Regarded as one of the more underrated steakhouse chains, and one where chefs actually frequent, Hillstone (otherwise known as Houston’s in some locations) has its fair share of fans as well. Like Diana Manalang, chef/owner of Little Chef Little Café in New York City.
“It will always be the crispy shoestring fries at Hillstone (also known as Houston’s) for me,” she raves. “They are my favorite because they are thin, delicious, and perfect, and remind me of ones that come in the can but so much better. So so good.”
Another top pick is Ocean Prime, a rapidly growing chain that’s known for its huge steaks and, as the name suggests, its fresh seafood. It’s also, according to industry pros like Cox, a hidden gem for side dishes. His pick here is the Chophouse Corn, and it’s easy to see why. In a recipe shared by Ocean Prime restaurateur Cameron Mitchell, the dish is a buttery bowlful of fresh-cut corn with white wine, cream, chives, shallots, and a pinch of sugar.
Considering Del Frisco’s Double Eagle Steak House is regarded as one of the steakhouse chains with the best side dishes, it’s clearly a spot you should prioritize for a well-rounded meal. And of all the sides, for the inside scoop on the best of the bunch—or at least the personal favorite—chef Brad Buchman of Del Frisco’s in Beverly Hills chimed in with some insight.
“I think you can find out a lot about a steakhouse by ordering the simplest of items on the menu, especially when it comes to side dishes,” explains Buchman, citing lobster mac & cheese as a prime example. “Everyone knows what makes a good mac & cheese, but being able to actually execute it well tells you about the level of care and attention to detail within the four walls of a restaurant.”
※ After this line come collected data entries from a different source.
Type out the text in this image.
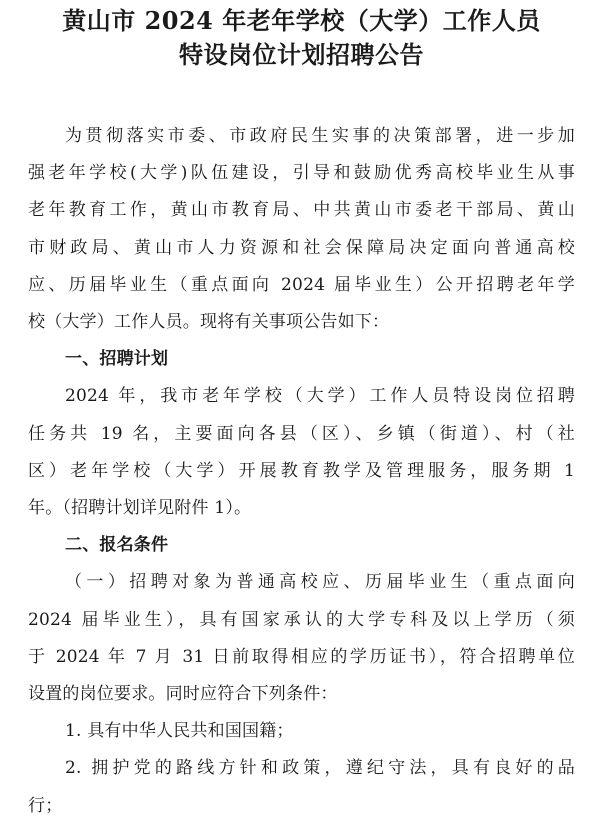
黄山市 2024 年老年学校（大学）工作人员
特设岗位计划招聘公告
为贯彻落实市委、市政府民生实事的决策部署，进一步加
强老年学校(大学)队伍建设，引导和鼓励优秀高校毕业生从事
老年教育工作，黄山市教育局、中共黄山市委老干部局、黄山
市财政局、黄山市人力资源和社会保障局决定面向普通高校
应、历届毕业生（重点面向 2024 届毕业生）公开招聘老年学
校（大学）工作人员。现将有关事项公告如下：
一、招聘计划
2024 年，我市老年学校（大学）工作人员特设岗位招聘
任务共 19 名，主要面向各县（区）、乡镇（街道）、村（社
区）老年学校（大学）开展教育教学及管理服务，服务期 1
年。（招聘计划详见附件 1）。
二、报名条件
（一）招聘对象为普通高校应、历届毕业生（重点面向
2024 届毕业生），具有国家承认的大学专科及以上学历（须
于 2024 年 7 月 31 日前取得相应的学历证书），符合招聘单位
设置的岗位要求。同时应符合下列条件：
1. 具有中华人民共和国国籍；
2. 拥护党的路线方针和政策，遵纪守法，具有良好的品
行；
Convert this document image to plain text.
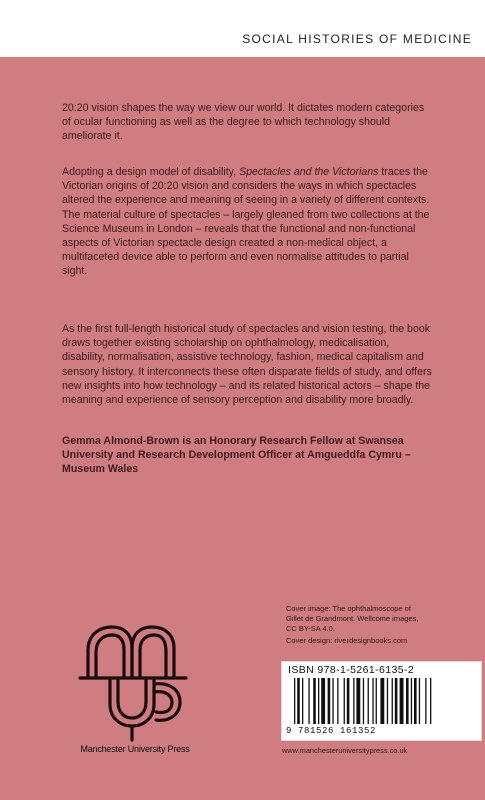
SOCIAL HISTORIES OF MEDICINE
20:20 vision shapes the way we view our world. It dictates modern categories of ocular functioning as well as the degree to which technology should ameliorate it.
Adopting a design model of disability, Spectacles and the Victorians traces the Victorian origins of 20:20 vision and considers the ways in which spectacles altered the experience and meaning of seeing in a variety of different contexts. The material culture of spectacles – largely gleaned from two collections at the Science Museum in London – reveals that the functional and non-functional aspects of Victorian spectacle design created a non-medical object, a multifaceted device able to perform and even normalise attitudes to partial sight.
As the first full-length historical study of spectacles and vision testing, the book draws together existing scholarship on ophthalmology, medicalisation, disability, normalisation, assistive technology, fashion, medical capitalism and sensory history. It interconnects these often disparate fields of study, and offers new insights into how technology – and its related historical actors – shape the meaning and experience of sensory perception and disability more broadly.
Gemma Almond-Brown is an Honorary Research Fellow at Swansea University and Research Development Officer at Amgueddfa Cymru – Museum Wales
Manchester University Press
Cover image: The ophthalmoscope of
Gillet de Grandmont. Wellcome images,
CC BY-SA 4.0.
Cover design: riverdesignbooks.com
ISBN 978-1-5261-6135-2
9 781526 161352
www.manchesteruniversitypress.co.uk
For instance: “Is the pasta cooked to a perfect al dente after you’ve tossed it in a hot, bubbly sauce? Is the cheese melted enough to give you that velvety, smooth consistency that has the perfect balance of cheese that pulls with every bite, but is also creamy enough not to leave you feeling like you are eating just cheese? Did they take the time to properly season and toast the breadcrumb topping, or does it just taste like toasted bread? Is the lobster still tender, plump, and vibrant?” Anyone can boil noodles, melt cheese into cream, throw seafood in it, and call it lobster mac & cheese, but as Buchman notes, what takes a dish to the next level and makes it excellent is the level of care and attention to detail that is taken and put into every step.
Potato dishes are arguably the most iconic side dishes at steakhouses, available in forms from mashed to French fried. Jose Zarate, in-house chef at a few southern California locations of Morton’s The Steakhouse, prefers his spuds Lyonnaise-style.
“My guilty pleasure is the Lyonnaise potatoes because of the contrast between the potatoes and onions,” he says. “They complement one another but they also have the right amount of crunch.” And since a side dish isn’t a side without a centerpiece, he suggests pairing that with the bone-in ribeye.